So if I have a polynomial $p(x,y)$ and define a curve $C$ based on $p$, what is a divisor? In the context I'm looking at (where I'm trying to learn about Goppa codes), in Joyner et al.'s "Applied Abstract Algebra", it's given as:
A divisor is simply a (formal) finite sum of points of $C(\bar{\mathbb{F}})$, where $\bar{\mathbb{F}}$ is an algebraic closure of $\mathbb{F}$.
I looked online and every resource I found assumed a lot more background knowledge than I have.
Are divisors just points that satisfies $p(x,y)=0$, but taken not just from $\mathbb{F}$, but the closure of $\mathbb{F}$? I.e., if $p(x,y)=x^2+y$, then $(i,1)$ would be a divisor, as would $(-i,1)$ and hence their sum $(0,2)$ is also a divisor?

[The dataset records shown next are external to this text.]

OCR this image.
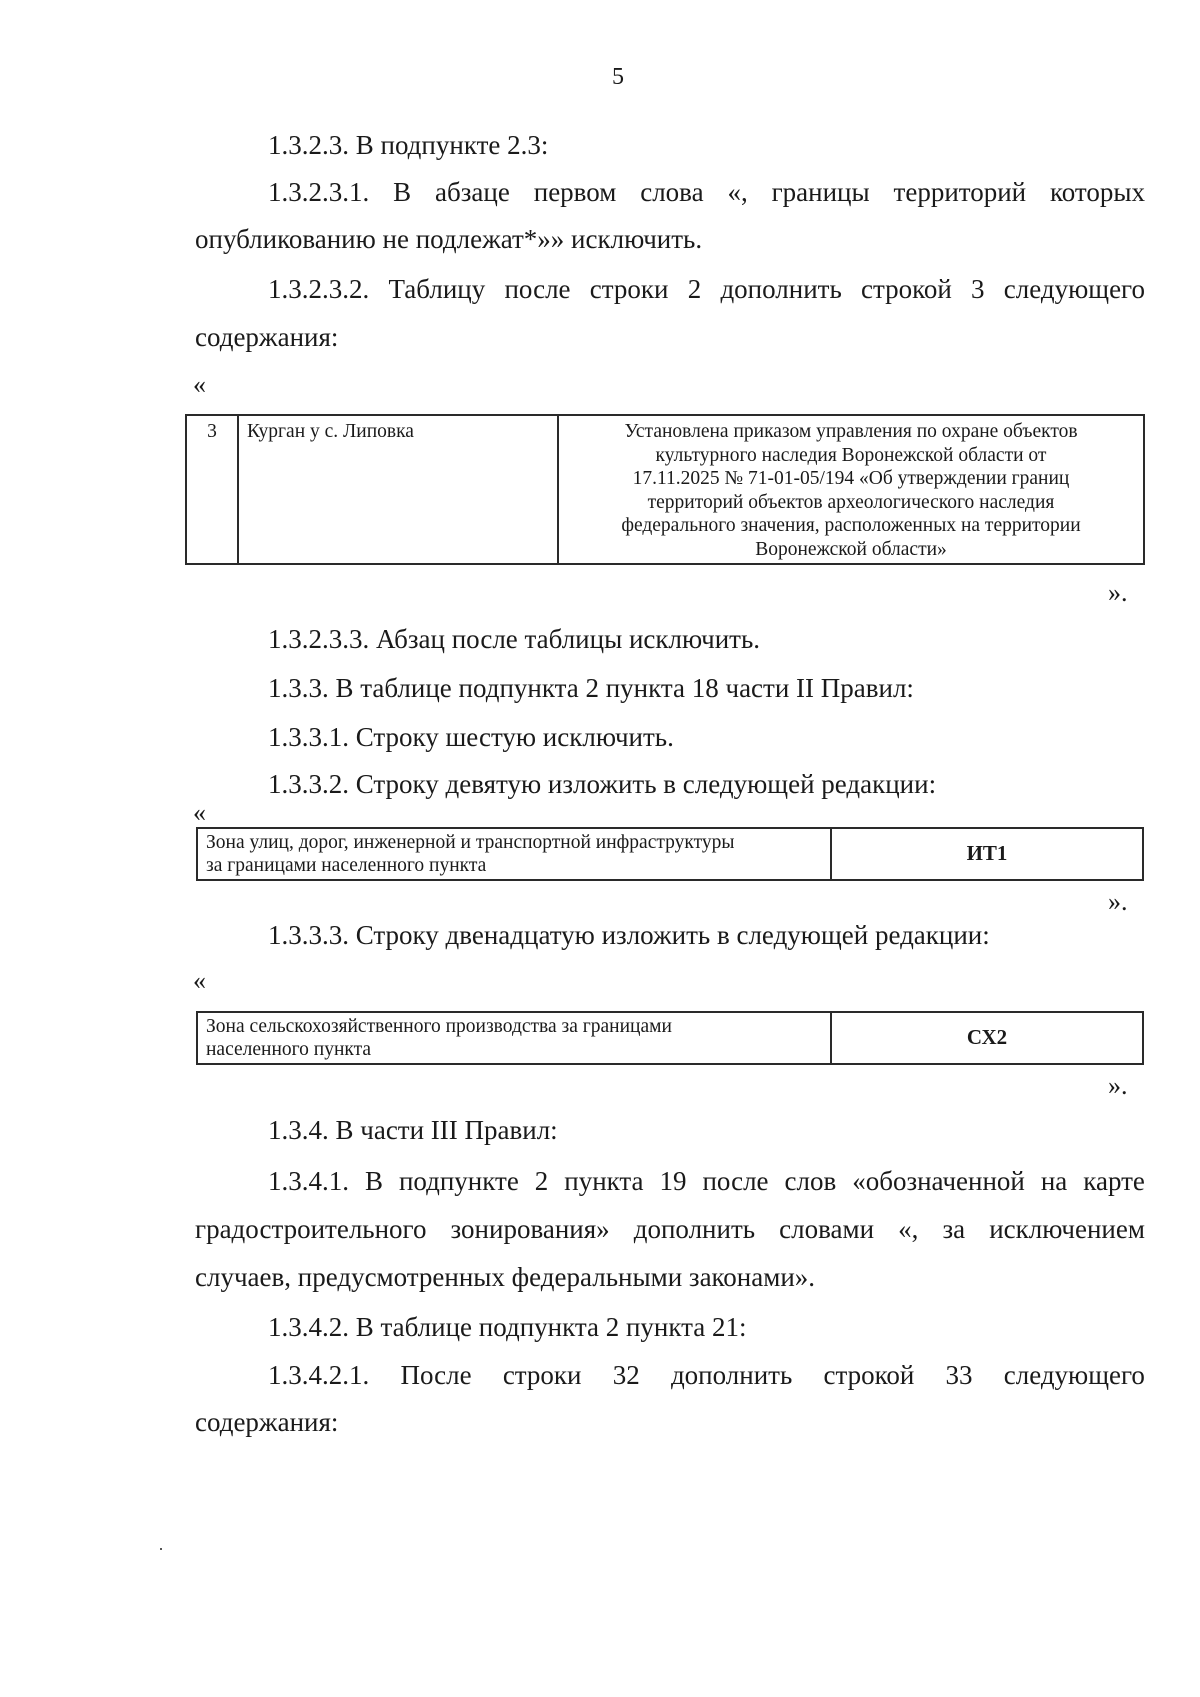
5
1.3.2.3. В подпункте 2.3:
1.3.2.3.1. В абзаце первом слова «, границы территорий которых
опубликованию не подлежат*»» исключить.
1.3.2.3.2. Таблицу после строки 2 дополнить строкой 3 следующего
содержания:
«
3	Курган у с. Липовка	Установлена приказом управления по охране объектов
культурного наследия Воронежской области от
17.11.2025 № 71-01-05/194 «Об утверждении границ
территорий объектов археологического наследия
федерального значения, расположенных на территории
Воронежской области»
».
1.3.2.3.3. Абзац после таблицы исключить.
1.3.3. В таблице подпункта 2 пункта 18 части II Правил:
1.3.3.1. Строку шестую исключить.
1.3.3.2. Строку девятую изложить в следующей редакции:
«
Зона улиц, дорог, инженерной и транспортной инфраструктуры
за границами населенного пункта
	ИТ1
».
1.3.3.3. Строку двенадцатую изложить в следующей редакции:
«
Зона сельскохозяйственного производства за границами
населенного пункта
	СХ2
».
1.3.4. В части III Правил:
1.3.4.1. В подпункте 2 пункта 19 после слов «обозначенной на карте
градостроительного зонирования» дополнить словами «, за исключением
случаев, предусмотренных федеральными законами».
1.3.4.2. В таблице подпункта 2 пункта 21:
1.3.4.2.1. После строки 32 дополнить строкой 33 следующего
содержания:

Let $C$ be an algebraic curve. A collection of points $P_1,…,P_n$ in $C$ with assigned integer multiplicities $k_1,…,k_n$ is called a divisor on $C$ and it is denoted
$$ D=k_1P_1+...+k_nP_n. $$
And that is it, it is a formal sum, so as it is defined it does not have any immediate meaning. For instance, on your example we can define the divisors $D_1=(i,1), D_2=(−i,1), D_3=−(i,1)+2(−i,1)$ and so on.
You can simply assign integers to points of your curve and sum them in a formal way to define divisors on your curve.